A Hybrid Virtual Element Method and Deep Learning Approach for Solving One-Dimensional Euler-Bernoulli Beams
Paulo Akira F. Enabe, Rodrigo Provasi
TL;DR
The paper addresses efficient prediction of displacement fields for one-dimensional Euler–Bernoulli beams across varying materials and geometries by integrating the Virtual Element Method (VEM) with a neural network surrogate. The main approach combines a general-order VEM discretization, including axial effects, with a neural network that processes node-based and material-based inputs through separate sub-networks, trained using Sobolev loss and GradNorm for balanced, physics-informed learning. Key contributions include (i) a general-order VEM formulation for Euler–Bernoulli beams, (ii) a modular neural-architecture that decouples node and material data, (iii) a Sobolev training framework that augments loss with derivatives, and (iv) GradNorm for dynamic loss balancing, demonstrated on a portico geometry with both order-4 and order-5 formulations.
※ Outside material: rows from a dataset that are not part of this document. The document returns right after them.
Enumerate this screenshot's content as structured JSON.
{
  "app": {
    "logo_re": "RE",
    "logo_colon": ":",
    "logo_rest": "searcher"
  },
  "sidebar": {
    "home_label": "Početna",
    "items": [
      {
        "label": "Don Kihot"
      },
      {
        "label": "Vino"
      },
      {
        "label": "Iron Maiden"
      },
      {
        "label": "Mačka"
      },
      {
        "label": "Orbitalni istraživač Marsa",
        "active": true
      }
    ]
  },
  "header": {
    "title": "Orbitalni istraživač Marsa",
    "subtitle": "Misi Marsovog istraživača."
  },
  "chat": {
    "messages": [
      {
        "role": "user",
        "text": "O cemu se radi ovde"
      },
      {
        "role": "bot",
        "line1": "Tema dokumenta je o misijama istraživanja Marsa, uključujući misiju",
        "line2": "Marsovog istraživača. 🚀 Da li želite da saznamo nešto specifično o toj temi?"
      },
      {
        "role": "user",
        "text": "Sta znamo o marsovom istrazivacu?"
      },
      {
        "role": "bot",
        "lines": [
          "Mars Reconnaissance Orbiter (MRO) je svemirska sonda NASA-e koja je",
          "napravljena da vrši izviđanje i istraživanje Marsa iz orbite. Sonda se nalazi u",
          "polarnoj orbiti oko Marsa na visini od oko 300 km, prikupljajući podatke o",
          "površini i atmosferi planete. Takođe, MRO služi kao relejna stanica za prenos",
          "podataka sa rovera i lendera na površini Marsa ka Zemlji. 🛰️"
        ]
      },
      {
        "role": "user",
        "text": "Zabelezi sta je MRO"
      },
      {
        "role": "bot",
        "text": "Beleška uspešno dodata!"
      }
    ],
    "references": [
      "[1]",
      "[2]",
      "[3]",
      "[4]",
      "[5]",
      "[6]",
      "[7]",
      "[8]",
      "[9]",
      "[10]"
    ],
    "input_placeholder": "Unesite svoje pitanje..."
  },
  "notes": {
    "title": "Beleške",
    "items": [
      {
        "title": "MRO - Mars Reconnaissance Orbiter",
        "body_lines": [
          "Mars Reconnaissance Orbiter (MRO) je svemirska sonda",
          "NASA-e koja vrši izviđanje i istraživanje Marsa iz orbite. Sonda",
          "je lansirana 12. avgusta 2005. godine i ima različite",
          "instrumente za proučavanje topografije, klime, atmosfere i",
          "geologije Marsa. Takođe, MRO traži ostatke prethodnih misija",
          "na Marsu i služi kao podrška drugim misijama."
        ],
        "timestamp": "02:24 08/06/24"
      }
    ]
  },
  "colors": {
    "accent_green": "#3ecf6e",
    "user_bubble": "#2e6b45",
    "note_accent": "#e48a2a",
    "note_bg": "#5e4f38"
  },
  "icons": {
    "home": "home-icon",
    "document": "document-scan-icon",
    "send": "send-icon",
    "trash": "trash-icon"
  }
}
The results indicate that the hybrid model can yield accurate displacement predictions with limited data and enable fast inference, suggesting significant potential for real-time or design-optimization workflows in structural mechanics. This work advances hybrid physics-driven and data-driven strategies, offering a scalable surrogate that preserves physics while delivering computational efficiency for beam simulations.
Abstract
A hybrid framework integrating the Virtual Element Method (VEM) with deep learning is presented as an initial step toward developing efficient and flexible numerical models for one-dimensional Euler-Bernoulli beams. The primary aim is to explore a data-driven surrogate model capable of predicting displacement fields across varying material and geometric parameters while maintaining computational efficiency. Building upon VEM's ability to handle higher-order polynomials and non-conforming discretizations, the method offers a robust numerical foundation for structural mechanics. A neural network architecture is introduced to separately process nodal and material-specific data, effectively capturing complex interactions with minimal reliance on large datasets. To address challenges in training, the model incorporates Sobolev training and GradNorm techniques, ensuring balanced loss contributions and enhanced generalization. While this framework is in its early stages, it demonstrates the potential for further refinement and development into a scalable alternative to traditional methods. The proposed approach lays the groundwork for advancing numerical and data-driven techniques in beam modeling, offering a foundation for future research in structural mechanics.